Turquie: inauguration d’un tunnel sous le Bosphore, reliant l’Asie à l’Europe

Turquie: inauguration d’un tunnel sous le Bosphore, reliant l’Asie à l’Europe

La Turquie a inauguré en grande pompe mardi, au jour du 90 ème anniversaire de la République, le premier tunnel ferroviaire sous le Bosphore, reliant les rives asiatique et européenne d’Istanbul, un des méga-projets urbains contesté du régime islamo-conservateur turc.

Baptisé le «chantier du siècle», après neuf ans d’attente, le Marmaray, un tunnel de 14 km dont une portion immergée de 1.400 m, relie désormais en quatre minutes seulement les deux continents séparés par le détroit du Bosphore dans la mer de Marmara.

«Marmaray qui était un rêve pendant 150 ans est finalement devenu une réalité», a déclaré le Premier ministre turc Recep Tayyip Erdogan devant une foule compacte de plusieurs milliers de stambouliotes sur la place d’Üsküdar, située sur la partie asiatique d’Istanbul.

M. Erdogan, ancien maire d’Istanbul et très impliqué dans ce projet pharaonique, l’a qualifié de «perle et chef d’œuvre d’architecture et d’ingénierie».

«Marmaray est un projet de paix et de solidarité qui pourra relier Pekin à Londres», s’est encore félicité M. Erdogan, avant d’embarquer parmi les premiers passagers.

Le projet a pour objectif de fluidifier le trafic intercontinental, sur un trajet effectué quotidiennement par plusieurs millions de stambouliotes.

Marmaray figure parmi ses grands projets urbains souvent contestés qui ont nourri la fronde antigouvernementale de juin.

M. Erdogan était notamment accompagné lors de cette inauguration, à l’occasion de l’anniversaire de la fondation de la république turque en 1923, par le chef du gouvernement japonais Shinzo Abe, principal bailleur de fonds pour le projet.

L’idée d’un tunnel sous le Bosphore avait été évoquée pour la première fois en 1860 par un sultan ottoman, Abdulmedjid.
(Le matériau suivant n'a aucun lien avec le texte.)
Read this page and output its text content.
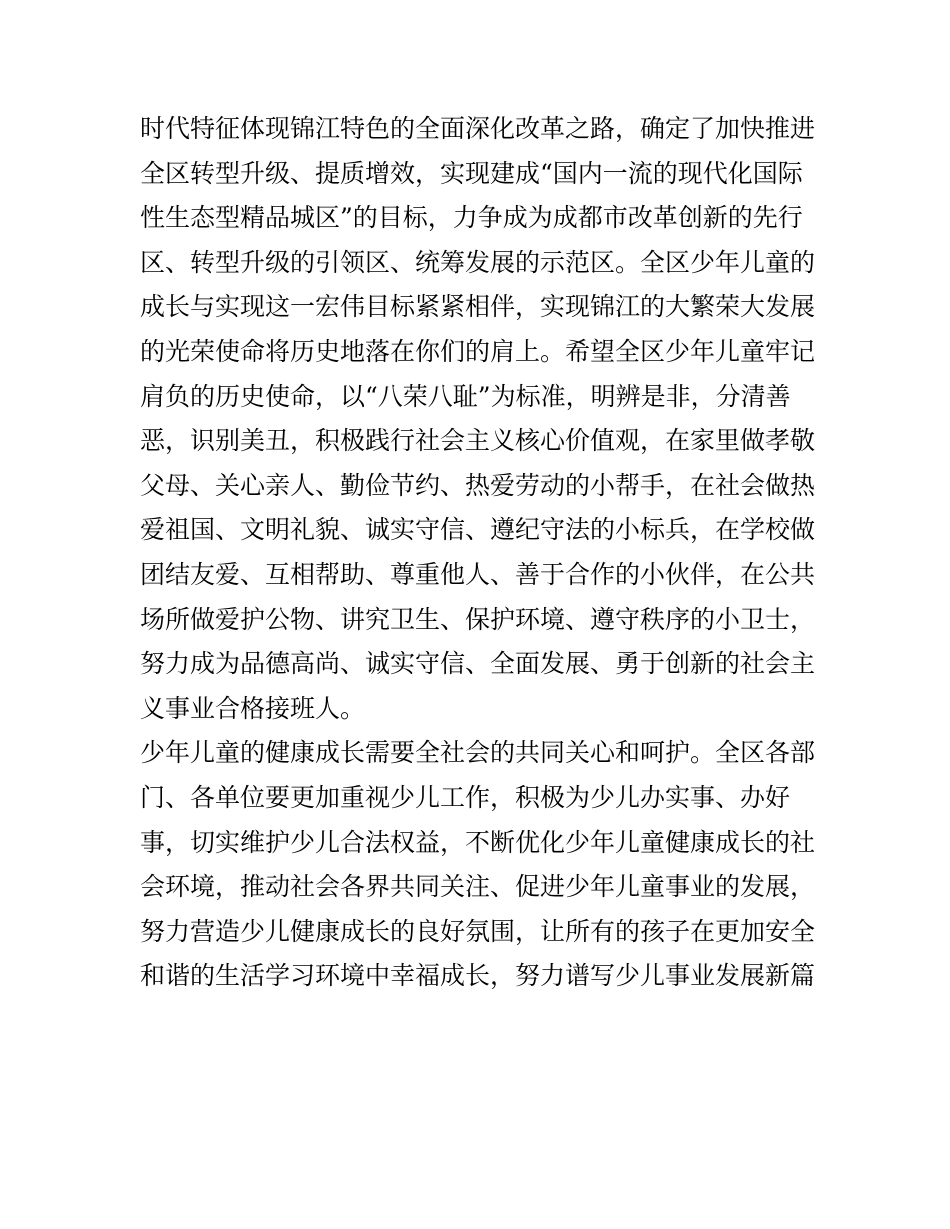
时代特征体现锦江特色的全面深化改革之路，确定了加快推进
全区转型升级、提质增效，实现建成“国内一流的现代化国际
性生态型精品城区”的目标，力争成为成都市改革创新的先行
区、转型升级的引领区、统筹发展的示范区。全区少年儿童的
成长与实现这一宏伟目标紧紧相伴，实现锦江的大繁荣大发展
的光荣使命将历史地落在你们的肩上。希望全区少年儿童牢记
肩负的历史使命，以“八荣八耻”为标准，明辨是非，分清善
恶，识别美丑，积极践行社会主义核心价值观，在家里做孝敬
父母、关心亲人、勤俭节约、热爱劳动的小帮手，在社会做热
爱祖国、文明礼貌、诚实守信、遵纪守法的小标兵，在学校做
团结友爱、互相帮助、尊重他人、善于合作的小伙伴，在公共
场所做爱护公物、讲究卫生、保护环境、遵守秩序的小卫士，
努力成为品德高尚、诚实守信、全面发展、勇于创新的社会主
义事业合格接班人。
少年儿童的健康成长需要全社会的共同关心和呵护。全区各部
门、各单位要更加重视少儿工作，积极为少儿办实事、办好
事，切实维护少儿合法权益，不断优化少年儿童健康成长的社
会环境，推动社会各界共同关注、促进少年儿童事业的发展，
努力营造少儿健康成长的良好氛围，让所有的孩子在更加安全
和谐的生活学习环境中幸福成长，努力谱写少儿事业发展新篇
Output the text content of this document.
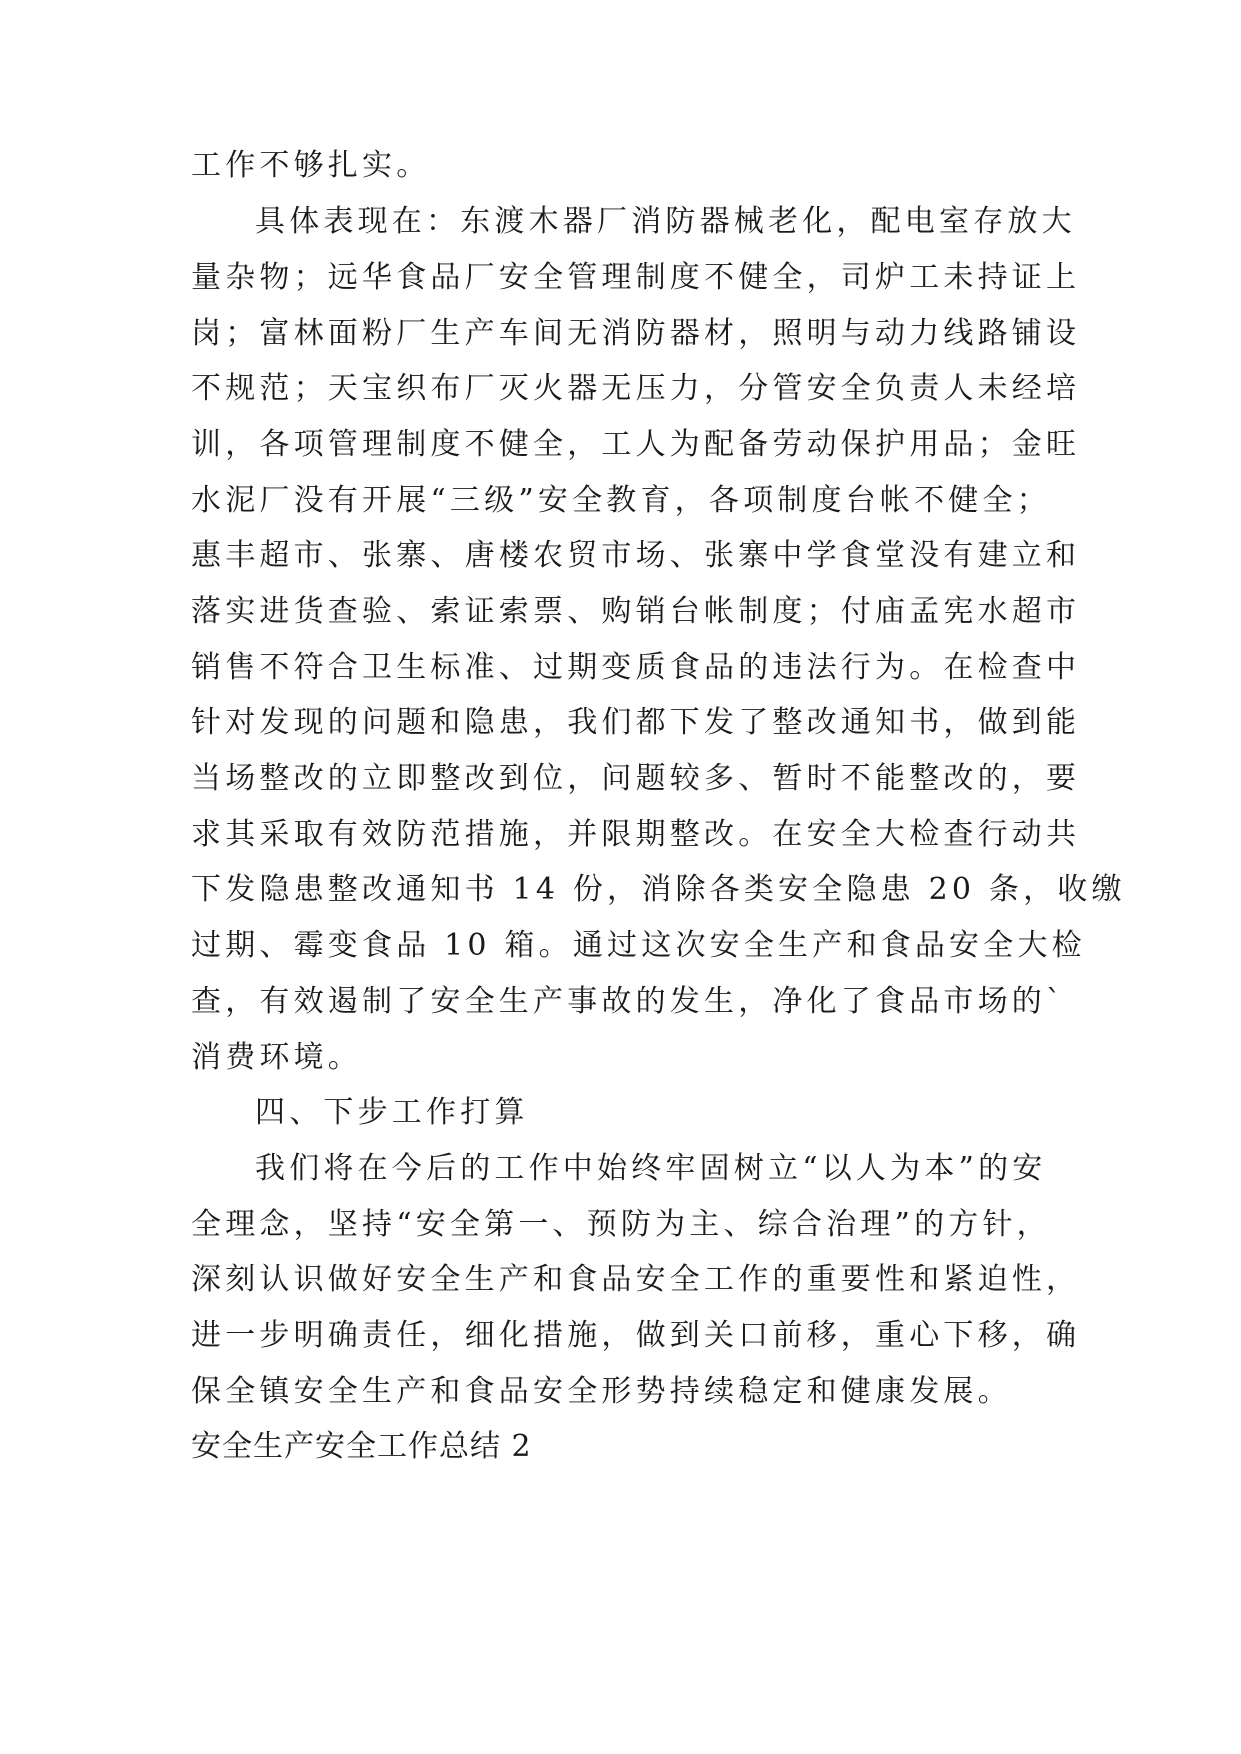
工作不够扎实。
具体表现在：东渡木器厂消防器械老化，配电室存放大
量杂物；远华食品厂安全管理制度不健全，司炉工未持证上
岗；富林面粉厂生产车间无消防器材，照明与动力线路铺设
不规范；天宝织布厂灭火器无压力，分管安全负责人未经培
训，各项管理制度不健全，工人为配备劳动保护用品；金旺
水泥厂没有开展“三级”安全教育，各项制度台帐不健全；
惠丰超市、张寨、唐楼农贸市场、张寨中学食堂没有建立和
落实进货查验、索证索票、购销台帐制度；付庙孟宪水超市
销售不符合卫生标准、过期变质食品的违法行为。在检查中
针对发现的问题和隐患，我们都下发了整改通知书，做到能
当场整改的立即整改到位，问题较多、暂时不能整改的，要
求其采取有效防范措施，并限期整改。在安全大检查行动共
下发隐患整改通知书 14 份，消除各类安全隐患 20 条，收缴
过期、霉变食品 10 箱。通过这次安全生产和食品安全大检
查，有效遏制了安全生产事故的发生，净化了食品市场的`
消费环境。
四、下步工作打算
我们将在今后的工作中始终牢固树立“以人为本”的安
全理念，坚持“安全第一、预防为主、综合治理”的方针，
深刻认识做好安全生产和食品安全工作的重要性和紧迫性，
进一步明确责任，细化措施，做到关口前移，重心下移，确
保全镇安全生产和食品安全形势持续稳定和健康发展。
安全生产安全工作总结 2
Mais faute de technique et de fonds suffisants, elle ne s’était jamais concrétisée.

Le projet a été relancé dans les années 1990 sous la pression de l’explosion démographique d’Istanbul, dont la population a doublé depuis 1998 pour dépasser 15 millions d’habitants.

Grâce à l’appui financier de la Banque du Japon pour la coopération internationale puis de la Banque européenne d’investissement (BEI), le premier coup de pioche a été donné en mai 2004 par un consortium d’entreprises turques et japonaises.

Le coût total du projet est évalué à 3 milliards d’euros.

Les travaux devaient initialement être achevés en quatre ans mais ont été longtemps suspendus par la découverte d’une série de trésors archéologiques.

Le tunnel, un double tube immergé à 62 m sous le lit du Bosphore, est aujourd’hui achevé. Dans cette région à forte activité sismique, il est censé pouvoir résister à des séismes d’une magnitude de 9 sur l’échelle ouverte de Richter.

Avec cet ouvrage, à terme relié à 75 km de voies ferrées nouvelles, les autorités veulent mettre un terme aux souffrances des 2 millions de Stambouliotes qui, chaque jour, traversent le Bosphore sur ses deux ponts, toujours saturés.

Mais certains spécialistes sont dubitatifs même si le tunnel a suscité moins de critiques que le futur 3e aéroport de la ville, ou le canal de 45 km parallèle au Bosphore ou encore un troisième pont sur le détroit.

Ces projets pharaoniques ont été critiqués comme autant de preuves de la dérive autoritaire et de l’affairisme du gouvernement islamo-conservateur pendant la fronde de juin.

Mardi, alors que la cérémonie d’inauguration battait son plein, 15 km plus loin, dans le quartier européen de Beyoglu, la police a dispersé par la force, en faisant usage de gaz lacrymogène, un rassemblement de plusieurs milliers d’opposants du régime d’Erdogan, procédant à des interpellations, a constaté un photographe de l’AFP.

A Ankara, des dizaines de milliers de personnes rassemblées sur une place centrale ont conspué le gouvernement «fasciste» turc, selon des témoignages recueillis par l’AFP.

Marmaray ne sera cependant pas opérationnel à 100% immédiatement. Il faudra attendre encore 2016 pour que le chantier soit entièrement terminé.

«La portion mise en service est très limitée. Tout ça a été reporté à bien plus tard», a regretté Tayfun Kahraman, le président de la chambre des urbanistes d’Istanbul.

Les détracteurs d’Erdogan l’accusent d’avoir précipité l’inauguration de ce tunnel intercontinental avec la volonté de le présenter comme un enjeu avant les élections municipales prévues en mars 2014.